One could argue that there was something about the Waxy/Whalebone Eclipse line’s Y mutation that has made that line of TBs so dominant in sires. And if a random mutation can occur in the Y, a random mutation can occur anywhere else; and if it provides a benefit, people will breed for it.

Dr. Deb Bennett was pretty adamant about the “Eclipse” conformation, but it could well be the Waxy/Whalebone one. I believe she is a recognized conformation guru.

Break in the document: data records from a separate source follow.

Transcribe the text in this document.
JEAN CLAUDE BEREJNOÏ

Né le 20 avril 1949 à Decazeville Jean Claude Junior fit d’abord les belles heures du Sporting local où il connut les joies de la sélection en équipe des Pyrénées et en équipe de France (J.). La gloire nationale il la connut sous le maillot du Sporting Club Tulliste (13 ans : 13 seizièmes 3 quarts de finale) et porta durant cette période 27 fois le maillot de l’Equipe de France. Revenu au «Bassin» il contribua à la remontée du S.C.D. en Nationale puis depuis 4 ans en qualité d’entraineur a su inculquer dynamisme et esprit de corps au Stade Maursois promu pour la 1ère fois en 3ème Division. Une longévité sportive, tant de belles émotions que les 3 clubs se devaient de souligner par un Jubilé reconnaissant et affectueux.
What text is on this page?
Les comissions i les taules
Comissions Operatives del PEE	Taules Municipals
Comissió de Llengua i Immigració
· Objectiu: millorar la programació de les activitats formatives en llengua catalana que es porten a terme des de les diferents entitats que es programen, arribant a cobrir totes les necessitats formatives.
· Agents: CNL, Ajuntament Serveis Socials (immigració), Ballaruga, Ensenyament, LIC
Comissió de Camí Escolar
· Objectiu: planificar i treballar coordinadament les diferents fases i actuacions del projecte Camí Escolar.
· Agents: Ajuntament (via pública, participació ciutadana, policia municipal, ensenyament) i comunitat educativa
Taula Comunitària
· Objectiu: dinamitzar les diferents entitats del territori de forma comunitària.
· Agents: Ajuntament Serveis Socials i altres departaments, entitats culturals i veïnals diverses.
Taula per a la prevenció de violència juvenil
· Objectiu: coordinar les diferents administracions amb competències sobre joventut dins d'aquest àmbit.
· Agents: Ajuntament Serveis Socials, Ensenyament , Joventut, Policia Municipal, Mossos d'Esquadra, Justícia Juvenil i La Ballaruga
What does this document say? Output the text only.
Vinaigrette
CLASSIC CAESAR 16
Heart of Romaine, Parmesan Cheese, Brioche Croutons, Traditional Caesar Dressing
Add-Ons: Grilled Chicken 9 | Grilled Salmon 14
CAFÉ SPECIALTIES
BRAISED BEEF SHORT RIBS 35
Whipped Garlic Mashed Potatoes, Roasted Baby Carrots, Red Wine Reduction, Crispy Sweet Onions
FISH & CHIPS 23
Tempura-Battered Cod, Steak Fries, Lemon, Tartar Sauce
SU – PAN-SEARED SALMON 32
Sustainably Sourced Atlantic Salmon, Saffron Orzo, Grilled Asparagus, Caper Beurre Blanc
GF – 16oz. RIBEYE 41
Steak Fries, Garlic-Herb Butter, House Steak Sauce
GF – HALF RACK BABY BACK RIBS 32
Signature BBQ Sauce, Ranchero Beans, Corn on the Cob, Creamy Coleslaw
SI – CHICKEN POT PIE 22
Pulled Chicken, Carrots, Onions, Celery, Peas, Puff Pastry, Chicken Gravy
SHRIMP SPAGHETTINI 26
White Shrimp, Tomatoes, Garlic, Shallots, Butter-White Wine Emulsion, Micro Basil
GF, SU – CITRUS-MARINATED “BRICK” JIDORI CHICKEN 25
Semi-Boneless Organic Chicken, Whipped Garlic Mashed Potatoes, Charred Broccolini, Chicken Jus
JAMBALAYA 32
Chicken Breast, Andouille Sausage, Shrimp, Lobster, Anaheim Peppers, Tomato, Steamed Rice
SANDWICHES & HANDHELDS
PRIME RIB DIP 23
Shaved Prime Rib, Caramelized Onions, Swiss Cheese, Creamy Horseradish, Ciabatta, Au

http://www.pedigreequery.com/footpad8

http://www.pedigreequery.com/old+guard4

I have a ND bred mare not close or repetitve but as for conformation very much compact a bit downward low set short neck huge swingning canter the only thing not ND in her body is the face which is a very much SS face.
Not very athletic but has no quit and will think things through. Loves to jump and will figure stuff out for herself. If left to her own devise she will only canter left, request the right and you can see the wheels turn in her brain and she will do a light skip lifting her shoulder very interesting to watch less easy to sit to.
Here she is ( pic taken by non pro in the spring while shedding out: she only support the deep mohagy baie in the winter, summer coat is sort of caramel) :
http://www.pedigreequery.com/epic+song

And from that, wondering if perhaps Northern Dancer might have had a somewhat similar mutation that isn’t fatal and hasn’t been discovered yet.

Do you mean the “large heart” gene on the X chromosome?

Fifth today in the Cheltenham Gold Cup.
http://www.pedigreequery.com/djakadam

https://www.google.nl/search?q=djakadam&dcr=0&prmd=nisv&source=lnms&tbm=isch&sa=X&ved=0ahUKEwiJ_OOpoPHZAhURZVAKHbhHAA4Q_AUICigC

The other two horses I posted the pedigrees of are also steeplechasers.

Native River, the winner of the Gold Cup, has “only” eight lines to Nearco and only one to Northern Dancer.